Puff, scomparso, per sempre, perché mi spiegò Lunno che non era nessuno e aveva paura a parlare, perché poi noi tornavamo e finiva male, male davvero.

Non mi piaceva questa cosa, quello che avevamo fatto e quello che la gente, forse, pensava di noi. Però mi piaceva che con calma tutto s’aggiustava e diventava bello.

Mi spogliai. In bagno mi sciacquai il viso e il mondo girava. Sentii delle cose saltarmi nella pancia e non riuscii a fermarle né a trattenerle. M’inginocchiai sulla tazza e vomitai, tutto, diverse volte, e sentivo delle fitte nello stomaco e oggetti acuminati che mi uscivano dalla gola.

Smisi. Mi sollevai.

Uscii e, da sotto la porta della camera di mio padre, vidi la sua luce spegnersi.

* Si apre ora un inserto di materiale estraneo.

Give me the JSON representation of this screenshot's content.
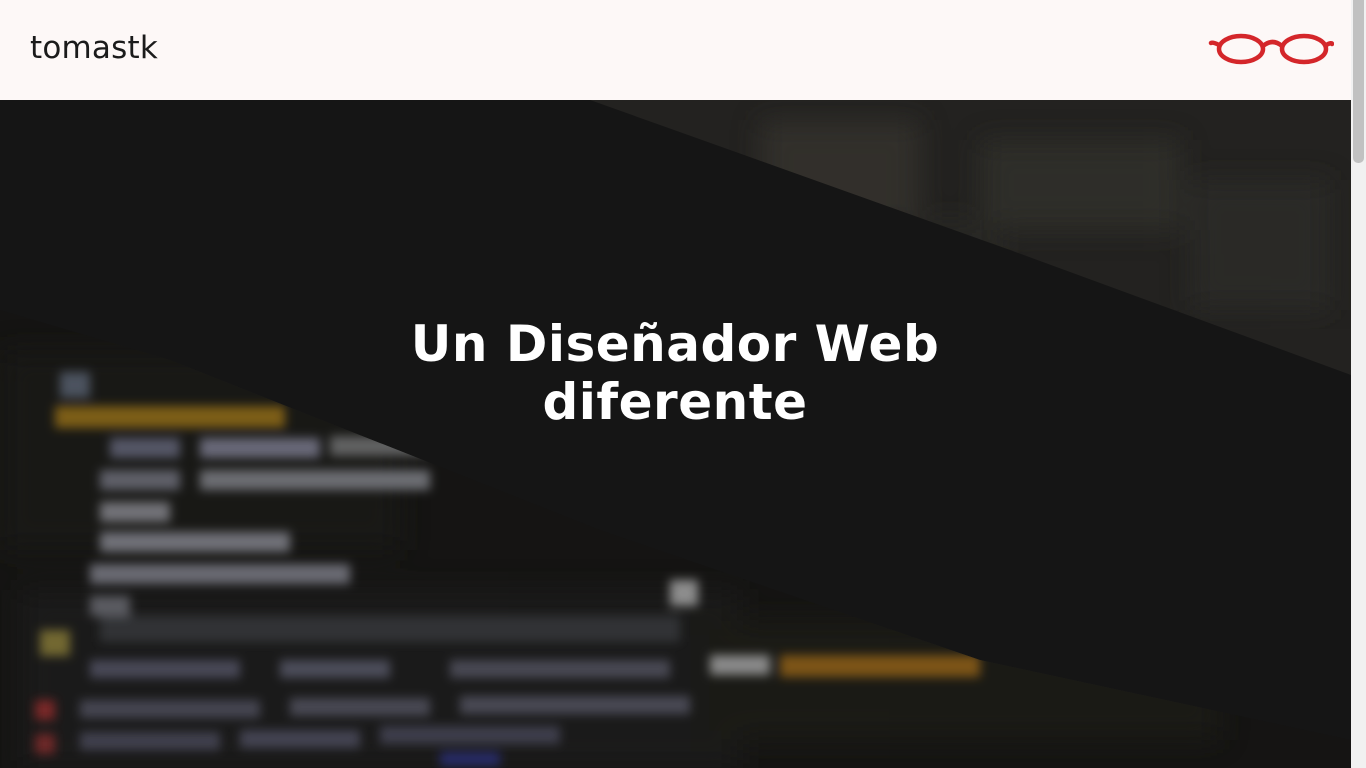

Steso nel letto pensai che m’avesse sentito e che sapesse. Mi girai a pancia sotto e non riuscii a preoccuparmene nemmeno in quella posizione. E credetti che quello fosse il metodo che usavamo per dirci che ci volevamo bene e per farci una carezza. Spegnendoci le luci.

Il caldo non si posava sulla mia pelle, ma partiva dall’interno del corpo. Mi sentivo una fiamma, un incendio, la collina dei Camaldoli che andava a fuoco e gli elicotteri mi volavano sopra e facevano cadere enormi secchiate. Lenta, durante la caduta, l’acqua s’apriva in mille gocce, diventando sottile, quasi leggera e accelerava di colpo, toccava terra e quel che vedevo era un po’ di fumo in più e ancora le fiamme e l’elicottero che si alzava di nuovo in volo.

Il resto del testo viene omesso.